The aircraft collided with a communication tower of Nepal Telecommunication Corporation and crashed in a wooded area 25 km west of Kathmandu. All 10 passengers and 5 crew were killed.
On 26 December 1999, an Indian Airlines Flight 814 was hijacked en route from Kathmandu to Delhi. The aircraft ended up in Kandahar, Afghanistan. Indian Airlines suspended all flights to and from Nepal for some time, fearing a lack of security at check-in.
On 24 December 2008, a Nepal Airlines De Havilland Canada DHC-6 Twin Otter 300 (9N ABM) ran off the runway during takeoff.
On 24 August 2010, an Agni Air Flight 101, a Dornier Do 228 aircraft (9N-AHE), crashed into hills outside Kathmandu in heavy rain. All on board (3 crew, 11 passengers) were killed.

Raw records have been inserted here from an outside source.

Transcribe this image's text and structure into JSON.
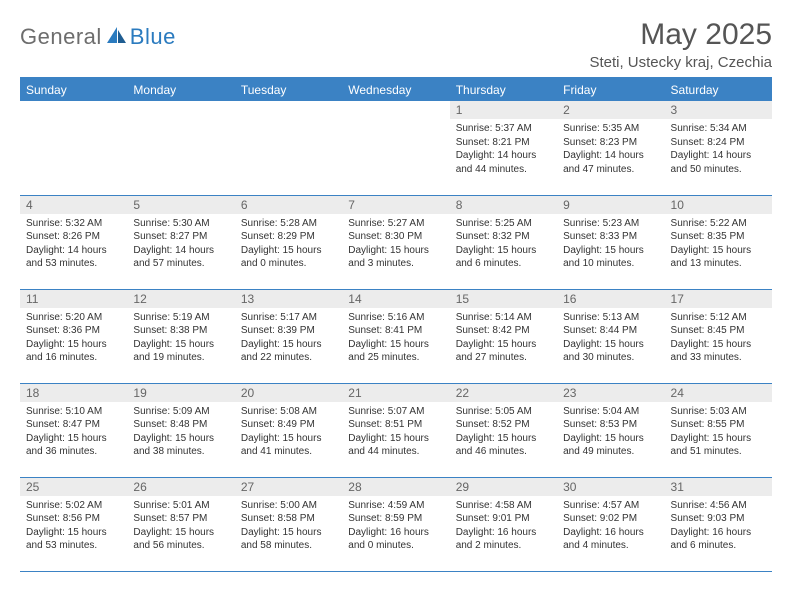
{
  "brand": {
    "part1": "General",
    "part2": "Blue"
  },
  "title": "May 2025",
  "location": "Steti, Ustecky kraj, Czechia",
  "colors": {
    "header_bg": "#3b82c4",
    "daynum_bg": "#ececec",
    "text": "#333333",
    "brand_gray": "#6d6d6d",
    "brand_blue": "#2b7bbf"
  },
  "weekdays": [
    "Sunday",
    "Monday",
    "Tuesday",
    "Wednesday",
    "Thursday",
    "Friday",
    "Saturday"
  ],
  "weeks": [
    [
      {
        "n": "",
        "sr": "",
        "ss": "",
        "dl": "",
        "empty": true
      },
      {
        "n": "",
        "sr": "",
        "ss": "",
        "dl": "",
        "empty": true
      },
      {
        "n": "",
        "sr": "",
        "ss": "",
        "dl": "",
        "empty": true
      },
      {
        "n": "",
        "sr": "",
        "ss": "",
        "dl": "",
        "empty": true
      },
      {
        "n": "1",
        "sr": "Sunrise: 5:37 AM",
        "ss": "Sunset: 8:21 PM",
        "dl": "Daylight: 14 hours and 44 minutes."
      },
      {
        "n": "2",
        "sr": "Sunrise: 5:35 AM",
        "ss": "Sunset: 8:23 PM",
        "dl": "Daylight: 14 hours and 47 minutes."
      },
      {
        "n": "3",
        "sr": "Sunrise: 5:34 AM",
        "ss": "Sunset: 8:24 PM",
        "dl": "Daylight: 14 hours and 50 minutes."
      }
    ],
    [
      {
        "n": "4",
        "sr": "Sunrise: 5:32 AM",
        "ss": "Sunset: 8:26 PM",
        "dl": "Daylight: 14 hours and 53 minutes."
      },
      {
        "n": "5",
        "sr": "Sunrise: 5:30 AM",
        "ss": "Sunset: 8:27 PM",
        "dl": "Daylight: 14 hours and 57 minutes."
      },
      {
        "n": "6",
        "sr": "Sunrise: 5:28 AM",
        "ss": "Sunset: 8:29 PM",
        "dl": "Daylight: 15 hours and 0 minutes."
      },
      {
        "n": "7",
        "sr": "Sunrise: 5:27 AM",
        "ss": "Sunset: 8:30 PM",
        "dl": "Daylight: 15 hours and 3 minutes."
      },
      {
        "n": "8",
        "sr": "Sunrise: 5:25 AM",
        "ss": "Sunset: 8:32 PM",
        "dl": "Daylight: 15 hours and 6 minutes."
      },
      {
        "n": "9",
        "sr": "Sunrise: 5:23 AM",
        "ss": "Sunset: 8:33 PM",
        "dl": "Daylight: 15 hours and 10 minutes."
      },
      {
        "n": "10",
        "sr": "Sunrise: 5:22 AM",
        "ss": "Sunset: 8:35 PM",
        "dl": "Daylight: 15 hours and 13 minutes."
      }
    ],
    [
      {
        "n": "11",
        "sr": "Sunrise: 5:20 AM",
        "ss": "Sunset: 8:36 PM",
        "dl": "Daylight: 15 hours and 16 minutes."
      },
      {
        "n": "12",
        "sr": "Sunrise: 5:19 AM",
        "ss": "Sunset: 8:38 PM",
        "dl": "Daylight: 15 hours and 19 minutes."
      },
      {
        "n": "13",
        "sr": "Sunrise: 5:17 AM",
        "ss": "Sunset: 8:39 PM",
        "dl": "Daylight: 15 hours and 22 minutes."
      },
      {
        "n": "14",
        "sr": "Sunrise: 5:16 AM",
        "ss": "Sunset: 8:41 PM",
        "dl": "Daylight: 15 hours and 25 minutes."
      },
      {
        "n": "15",
        "sr": "Sunrise: 5:14 AM",
        "ss": "Sunset: 8:42 PM",
        "dl": "Daylight: 15 hours and 27 minutes."
      },
      {
        "n": "16",
        "sr": "Sunrise: 5:13 AM",
        "ss": "Sunset: 8:44 PM",
        "dl": "Daylight: 15 hours and 30 minutes."
      },
      {
        "n": "17",
        "sr": "Sunrise: 5:12 AM",
        "ss": "Sunset: 8:45 PM",
        "dl": "Daylight: 15 hours and 33 minutes."
      }
    ],
    [
      {
        "n": "18",
        "sr": "Sunrise: 5:10 AM",
        "ss": "Sunset: 8:47 PM",
        "dl": "Daylight: 15 hours and 36 minutes."
      },
      {
        "n": "19",
        "sr": "Sunrise: 5:09 AM",
        "ss": "Sunset: 8:48 PM",
        "dl": "Daylight: 15 hours and 38 minutes."
      },
      {
        "n": "20",
        "sr": "Sunrise: 5:08 AM",
        "ss": "Sunset: 8:49 PM",
        "dl": "Daylight: 15 hours and 41 minutes."
      },
      {
        "n": "21",
        "sr": "Sunrise: 5:07 AM",
        "ss": "Sunset: 8:51 PM",
        "dl": "Daylight: 15 hours and 44 minutes."
      },
      {
        "n": "22",
        "sr": "Sunrise: 5:05 AM",
        "ss": "Sunset: 8:52 PM",
        "dl": "Daylight: 15 hours and 46 minutes."
      },
      {
        "n": "23",
        "sr": "Sunrise: 5:04 AM",
        "ss": "Sunset: 8:53 PM",
        "dl": "Daylight: 15 hours and 49 minutes."
      },
      {
        "n": "24",
        "sr": "Sunrise: 5:03 AM",
        "ss": "Sunset: 8:55 PM",
        "dl": "Daylight: 15 hours and 51 minutes."
      }
    ],
    [
      {
        "n": "25",
        "sr": "Sunrise: 5:02 AM",
        "ss": "Sunset: 8:56 PM",
        "dl": "Daylight: 15 hours and 53 minutes."
      },
      {
        "n": "26",
        "sr": "Sunrise: 5:01 AM",
        "ss": "Sunset: 8:57 PM",
        "dl": "Daylight: 15 hours and 56 minutes."
      },
      {
        "n": "27",
        "sr": "Sunrise: 5:00 AM",
        "ss": "Sunset: 8:58 PM",
        "dl": "Daylight: 15 hours and 58 minutes."
      },
      {
        "n": "28",
        "sr": "Sunrise: 4:59 AM",
        "ss": "Sunset: 8:59 PM",
        "dl": "Daylight: 16 hours and 0 minutes."
      },
      {
        "n": "29",
        "sr": "Sunrise: 4:58 AM",
        "ss": "Sunset: 9:01 PM",
        "dl": "Daylight: 16 hours and 2 minutes."
      },
      {
        "n": "30",
        "sr": "Sunrise: 4:57 AM",
        "ss": "Sunset: 9:02 PM",
        "dl": "Daylight: 16 hours and 4 minutes."
      },
      {
        "n": "31",
        "sr": "Sunrise: 4:56 AM",
        "ss": "Sunset: 9:03 PM",
        "dl": "Daylight: 16 hours and 6 minutes."
      }
    ]
  ]
}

On 15 December 2010, a Tara Air De Havilland Canada DHC-6 Twin Otter 300 en route to Tribhuvan International Airport from Lamidanda Airport, lost signal 162 km (101 mi) east of Kathmandu and crashed. All 19 passengers and three crew members on board were killed.
On 25 September 2011, Buddha Air Flight 103, a Beechcraft 1900D, struck terrain while on approach to Tribhuvan International Airport. There were 16 passengers and three crew members on board. Initial reports stated there was one survivor, who died en route to the hospital.
On 28 September 2012, a Sita Air Flight 601 and a Dornier Do 228, crashed soon after take-off, after apparently hitting a vulture. Sixteen passengers and three crew members were killed
On 4 March 2015, a Turkish Airlines Airbus A330-300 veered off the runway after attempting to land in dense fog.
The aircraft had been circling for 30 minutes and was making its second landing attempt, after a previous aborted attempt due to poor visibility. The aircraft skidded into soft grass causing the nose wheel to collapse and the airport to temporarily close to all international flights. Luckily, all 227 passengers and 11 crew members evacuated the aircraft safely.
On 27 May 2017, Summit Air Flight 409, a Let L-410 crashed short of the runway threshold while attempting a landing at Tenzing–Hillary Airport, Lukla en route from Tribhuvan International Airport. The captain and the first officer died as result of the accident, another crew member received injuries.
On 12 March 2018, US Bangla Airlines Flight 211, a Bombardier Dash 8 Q400, carrying 67 passengers and 4 crew veered off the runway while landing then crashed on the east side of Tribhuvan International Airport catching fire. Till now, police reported 50 deaths.